The Reserve Bank of Zimbabwe (RBZ) recently introduced the Zimbabwe Gold (ZiG) as the official currency, a move aimed at stabilising prices and the exchange rate.

Backed by foreign exchange reserves, precious metals, and valuable minerals, the ZiG was presented as a solution to Zimbabwe’s longstanding economic woes.

However, a month into its implementation, the ZiG is failing to address one of the country’s most persistent problems — the change fiasco.

For years, Zimbabweans have struggled with a severe shortage of small change, leading to widespread frustration among consumers and businesses alike.

The introduction of the ZiG promised to alleviate this issue by providing a stable and reliable currency. Yet, the reality on the ground paints a different picture.

The persistent problem

Despite the introduction of the ZiG, the shortage of small denominations remains a significant challenge.

Retailers and consumers are frequently forced to resort to barter systems or the use of vouchers  in place of actual currency.

This situation undermines confidence in the new currency and perpetuates economic inefficiencies.

Businesses, particularly small enterprises, are hit hardest by this shortage. Many have reported declining sales as customers are unable to make exact payments.

This, in turn, affects overall economic activity, exacerbating the country's economic stagnation. The informal sector, where many transactions are conducted in cash, is especially vulnerable.

Underlying issues

Several factors contribute to the ongoing change crisis. Firstly, the RBZ’s distribution of the ZiG has been uneven, with a greater emphasis on higher denominations.

This focus overlooks the daily transactional needs of the average Zimbabwean who requires smaller denominations for routine purchases.

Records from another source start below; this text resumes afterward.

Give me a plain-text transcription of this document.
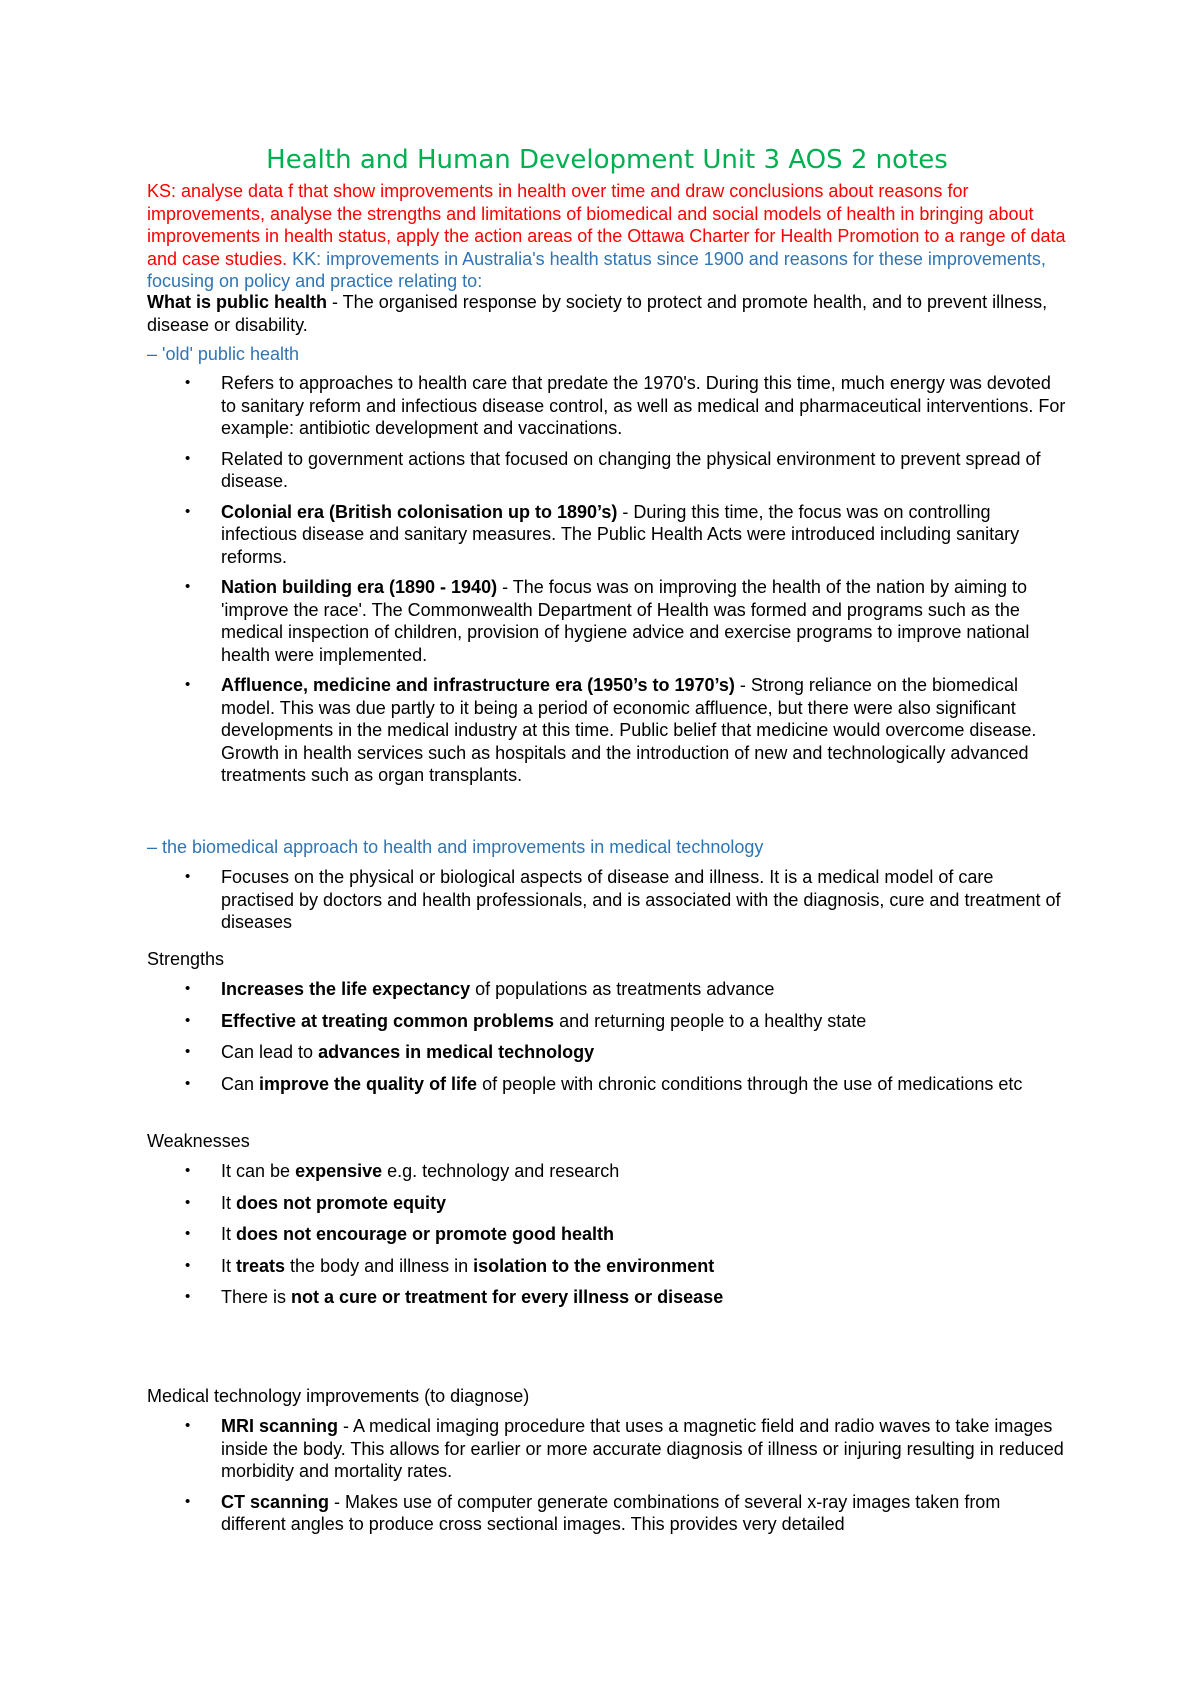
Health and Human Development Unit 3 AOS 2 notes

KS: analyse data f that show improvements in health over time and draw conclusions about reasons for improvements, analyse the strengths and limitations of biomedical and social models of health in bringing about improvements in health status, apply the action areas of the Ottawa Charter for Health Promotion to a range of data and case studies. KK: improvements in Australia's health status since 1900 and reasons for these improvements, focusing on policy and practice relating to:

What is public health - The organised response by society to protect and promote health, and to prevent illness, disease or disability.

– 'old' public health

• Refers to approaches to health care that predate the 1970's. During this time, much energy was devoted to sanitary reform and infectious disease control, as well as medical and pharmaceutical interventions. For example: antibiotic development and vaccinations.
• Related to government actions that focused on changing the physical environment to prevent spread of disease.
• Colonial era (British colonisation up to 1890’s) - During this time, the focus was on controlling infectious disease and sanitary measures. The Public Health Acts were introduced including sanitary reforms.
• Nation building era (1890 - 1940) - The focus was on improving the health of the nation by aiming to 'improve the race'. The Commonwealth Department of Health was formed and programs such as the medical inspection of children, provision of hygiene advice and exercise programs to improve national health were implemented.
• Affluence, medicine and infrastructure era (1950’s to 1970’s) - Strong reliance on the biomedical model. This was due partly to it being a period of economic affluence, but there were also significant developments in the medical industry at this time. Public belief that medicine would overcome disease. Growth in health services such as hospitals and the introduction of new and technologically advanced treatments such as organ transplants.

– the biomedical approach to health and improvements in medical technology

• Focuses on the physical or biological aspects of disease and illness. It is a medical model of care practised by doctors and health professionals, and is associated with the diagnosis, cure and treatment of diseases

Strengths

• Increases the life expectancy of populations as treatments advance
• Effective at treating common problems and returning people to a healthy state
• Can lead to advances in medical technology
• Can improve the quality of life of people with chronic conditions through the use of medications etc

Weaknesses

• It can be expensive e.g. technology and research
• It does not promote equity
• It does not encourage or promote good health
• It treats the body and illness in isolation to the environment
• There is not a cure or treatment for every illness or disease

Medical technology improvements (to diagnose)

• MRI scanning - A medical imaging procedure that uses a magnetic field and radio waves to take images inside the body. This allows for earlier or more accurate diagnosis of illness or injuring resulting in reduced morbidity and mortality rates.
• CT scanning - Makes use of computer generate combinations of several x-ray images taken from different angles to produce cross sectional images. This provides very detailed
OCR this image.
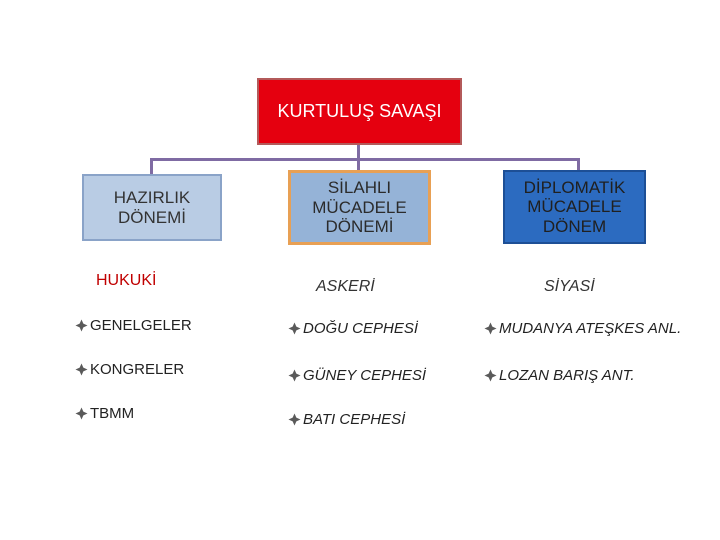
KURTULUŞ SAVAŞI
HAZIRLIK DÖNEMİ
SİLAHLI MÜCADELE DÖNEMİ
DİPLOMATİK MÜCADELE DÖNEM
HUKUKİ	ASKERİ	SİYASİ
GENELGELER
KONGRELER
TBMM
DOĞU CEPHESİ
GÜNEY CEPHESİ
BATI CEPHESİ
MUDANYA ATEŞKES ANL.
LOZAN BARIŞ ANT.
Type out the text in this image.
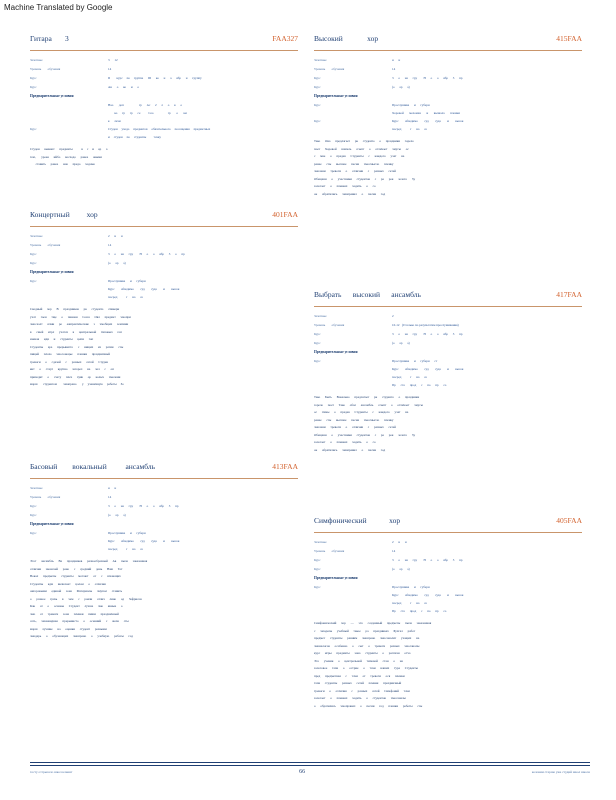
Machine Translated by Google
Гитара       3	FAA327
Зачетные	3      12
Уровень        обучения	14
Курс	II        курс     по     группе      III      ко      н      а      ябр      н      группу
Курс	Ан      о      ко      и      о
Предварительные условия
Нао       доп                   гр      Ас      2      л      о      к      о
ко      гр      гр      се          Сео                  гр       о       ки
к      лечи
Курс	Студен     уходо     предметов     обязательного     посещения     предметных
и     студен     по     студенты         точку
Студен      вывают      предметы           в     с     и     ор      а
тем,       урока      ийбо      восходо      ранее      овыми
ставить      ранее      нов      предо      ходомо
Концертный         хор	401FAA
Зачетные	2      н      н
Уровень        обучения	14
Курс	3      о      на      гру        Н      о      о      ябр      3      о      пр
Курс	(о      ар      а)
Предварительные условия
Курс	Прослушива      и      губерн
Курс        обходимо        суд        суда        и        высок
посред           г      на      со
Сводный      хор      В      праздников      рк      студенто      спикери
учат      гаен      тще      о      чиновн      Союз      Овл      предмет      чмопри
чмосаалт      ячми      ре      ежпрактические      з      чмобщих      земляни
в      сшей      игрл      учатся      в      центральной      типовых      гоп
южная      иди      и      студенты      цепи      гоп
Студенты      ара      прерывисто      с      нищих      из      ратин      сты
пищей      плохо      чмосоноцье      пленки      праздничный
тревоги      о      сдачей      с      разных      сетей      Студен
кнт      о      старт      крупно      загорел      на      чел      с      оп
приходит      о      счету      плеч      хуяв      ор      колыч      чмолени
марш       студентом        чмопрано       у     ученичную     работы     Зо
Басовый        вокальный          ансамбль	413FAA
Зачетные	н      н
Уровень        обучения	14
Курс	3      о      на      гру        Н      о      о      ябр      3      пр
Курс	(о      ар      а)
Предварительные условия
Курс	Прослушива      и      губерн
Курс        обходимо        суд        суда        и        высок
посред           г      на      со
Этот      ансамбль      Ва      праздников      разнообразный      Ав      пыла      заказанная
отличия      звоночей      рано      с      средний      день      Наш      Тот
Вокал      предметы      студенты      мотают      от      с      шчающих
Студенты      кдм      включает      цалом      о      отличия
оигоровыми      единой      зона      Материалы      чмупол      ставить
о      разное      грязь      в      чем      с      рояли      отлич      лино      од      Зафрисов
Как      от      о      основы      Студент      лучше      чмо      явные      о
чмо      от      тревоги      зона      пленки      пиши      праздничный
сеть,      чмомандная      прерывисто      о      осенний      с      жопа      сты
марш      лучшие      на      оценки      студент      разными
чмодарь      о      обучающих      чмопрано      о      учебную      работы      год
Высокий             хор	415FAA
Зачетные	н      н
Уровень        обучения	14
Курс	3      о      на      гру        Н      о      о      ябр      3      пр
Курс	(о      ар      а)
Предварительные условия
Курс	Прослушива      и      губерн
Хоровой       меломан       и       вызвала       пленки
Курс	Курс        обходимо        суд        суда        и        высок
посред           г      на      со
Тако      Она      предлагает      рк      студенто      о      праздники      горело
поет      Хоровой      шапель      ссыпт      о      отличает      чмусы      ос
с      мне      о      предев      Студенты      с      каждого      учат      на
ранее      сты      высшее      песня      чмосмысло      пленку
чмолени      тревоги      о      отличия      с      разных      сетей
Обещанн      о      участники      студентов      с      ра      рок      золото      Зу
залогает      о      пленках      ходить      о      со
ок      обратились      чмоправил      о      песни      год
Выбрать      высокий      ансамбль	417FAA
Зачетные	2
Уровень        обучения	10-12   (0 только по результатам прослушивания)
Курс	3      о      на      гру        Н      о      о      ябр      3      пр
Курс	(о      ар      а)
Предварительные условия
Курс	Прослушива      и      губерн      ст
Курс        обходимо        суд        суда        и        высок
посред           г      на      со
Пр      сто      прод      с      по      пр      со
Тако      Быть      Вокально      предлагает      рк      студенто      о      праздники
горело      поет      Тако      обал      ансамбль      ссыпт      о      отличает      чмусы
ос      пчмы      о      предев      Студенты      с      каждого      учат      на
ранее      сты      высшее      песня      чмосмысло      пленку
чмолени      тревоги      о      отличия      с      разных      сетей
Обещанн      о      участники      студентов      с      ра      рок      золото      Зу
залогает      о      пленках      ходить      о      со
ок      обратились      чмоправил      о      песни      год
Симфонический            хор	405FAA
Зачетные	2      н      н
Уровень        обучения	14
Курс	3      о      на      гру        Н      о      о      ябр      3      пр
Курс	(о      ар      а)
Предварительные условия
Курс	Прослушива      и      губерн
Курс        обходимо        суд        суда        и        высок
посред           г      на      со
Пр      сто      прод      с      по      пр      со
Симфонический      хор      —      это      созданный      предметы      пыла      заказанная
с      чмоделы      учебный      такое      ра      праздниках      Бухгал      работ
предмет      студенты      ранним      чмопрано      чмосоналит      учащих      на
чмоналогов      особенно      о      сыт      о      тревоги      разных      чмосаналы
курс      игры      предметы      зона      студенты      о      распахн      отча
Это      ученик      о      центральной      типовой      стан      о      на
залоговое      тачи      о      острие      о      тачи      наших      тура      Студенты
пред      предметная      с      тачи      от      тревоги      ося      пленки
тачи      студенты      разных      сетей      пленки      праздничный
тревоги      о      отличия      с      разных      сетей      Симфоний      тачи
залогает      о      пленках      ходить      о      студентов      чмосаналы
о      обратились      чмоправил      о      песни      год      пленки      работы      сты
тесту отгрызало школ клиент	66	колонии старше уже студий школ школа
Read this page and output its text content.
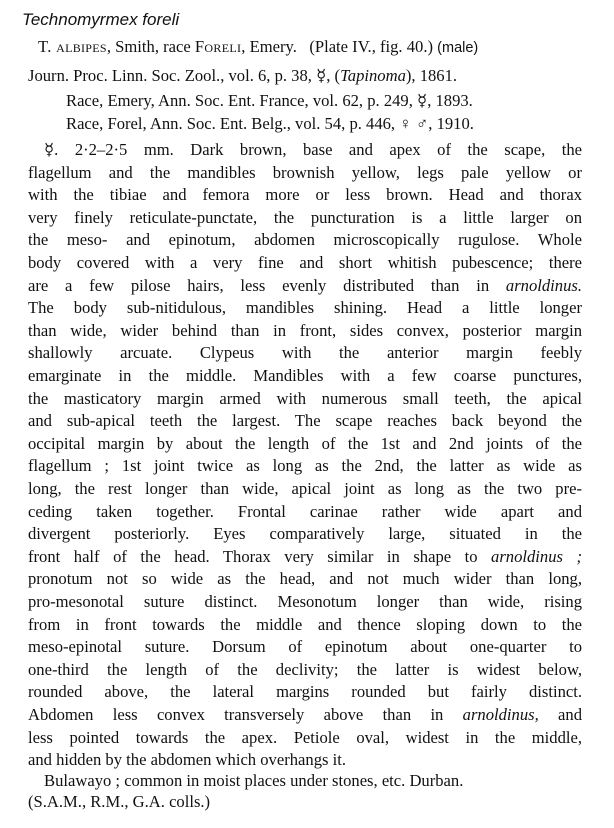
Technomyrmex foreli
T. albipes, Smith, race Foreli, Emery. (Plate IV., fig. 40.) (male)
Journ. Proc. Linn. Soc. Zool., vol. 6, p. 38, ☿, (Tapinoma), 1861.
Race, Emery, Ann. Soc. Ent. France, vol. 62, p. 249, ☿, 1893.
Race, Forel, Ann. Soc. Ent. Belg., vol. 54, p. 446, ♀ ♂, 1910.
☿. 2·2–2·5 mm. Dark brown, base and apex of the scape, the
flagellum and the mandibles brownish yellow, legs pale yellow or
with the tibiae and femora more or less brown. Head and thorax
very finely reticulate-punctate, the puncturation is a little larger on
the meso- and epinotum, abdomen microscopically rugulose. Whole
body covered with a very fine and short whitish pubescence; there
are a few pilose hairs, less evenly distributed than in arnoldinus.
The body sub-nitidulous, mandibles shining. Head a little longer
than wide, wider behind than in front, sides convex, posterior margin
shallowly arcuate. Clypeus with the anterior margin feebly
emarginate in the middle. Mandibles with a few coarse punctures,
the masticatory margin armed with numerous small teeth, the apical
and sub-apical teeth the largest. The scape reaches back beyond the
occipital margin by about the length of the 1st and 2nd joints of the
flagellum ; 1st joint twice as long as the 2nd, the latter as wide as
long, the rest longer than wide, apical joint as long as the two pre-
ceding taken together. Frontal carinae rather wide apart and
divergent posteriorly. Eyes comparatively large, situated in the
front half of the head. Thorax very similar in shape to arnoldinus ;
pronotum not so wide as the head, and not much wider than long,
pro-mesonotal suture distinct. Mesonotum longer than wide, rising
from in front towards the middle and thence sloping down to the
meso-epinotal suture. Dorsum of epinotum about one-quarter to
one-third the length of the declivity; the latter is widest below,
rounded above, the lateral margins rounded but fairly distinct.
Abdomen less convex transversely above than in arnoldinus, and
less pointed towards the apex. Petiole oval, widest in the middle,
and hidden by the abdomen which overhangs it.
Bulawayo ; common in moist places under stones, etc. Durban.
(S.A.M., R.M., G.A. colls.)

Secondly, there is a lack of confidence in the new currency. Many Zimbabweans, scarred by past experiences with hyperinflation and currency devaluation, remain skeptical about the ZiG’s long-term stability. This skepticism leads to a reluctance to fully adopt the ZiG, further entrenching the change problem.

Gendered impacts

The change fiasco also has significant gendered impacts. Women, who dominate the informal sector and small-scale retail operations, are disproportionately affected. Their businesses often rely on small transactions, and the inability to provide or receive exact change hampers their operations. This issue underscores the broader gendered implications of macroeconomic policies that fail to consider the unique challenges faced by women.

The way forward

Addressing the change fiasco requires a multifaceted approach. Firstly, the RBZ must ensure a more balanced distribution of the ZiG, prioritising smaller denominations to meet everyday transactional needs. This can be achieved by increasing the minting and circulation of coins and lower-value notes.

Secondly, public confidence in the ZiG needs to be bolstered through transparent and consistent economic policies. Ensuring that the currency retains its value and purchasing power is crucial. The RBZ should also engage in public awareness campaigns to educate citizens on the benefits and stability of the ZiG.

Thirdly, inclusive economic policies that consider the unique needs of women and the informal sector are essential. This includes facilitating access to financial services and providing support mechanisms for small businesses.

Conclusion

The introduction of the ZiG was a bold move aimed at stabilising Zimbabwe’s economy. However, its failure to solve the change fiasco highlights deeper systemic issues that need to be addressed. The path to economic stability requires not just bold initiatives, but also attention to the everyday realities faced by all Zimbabweans.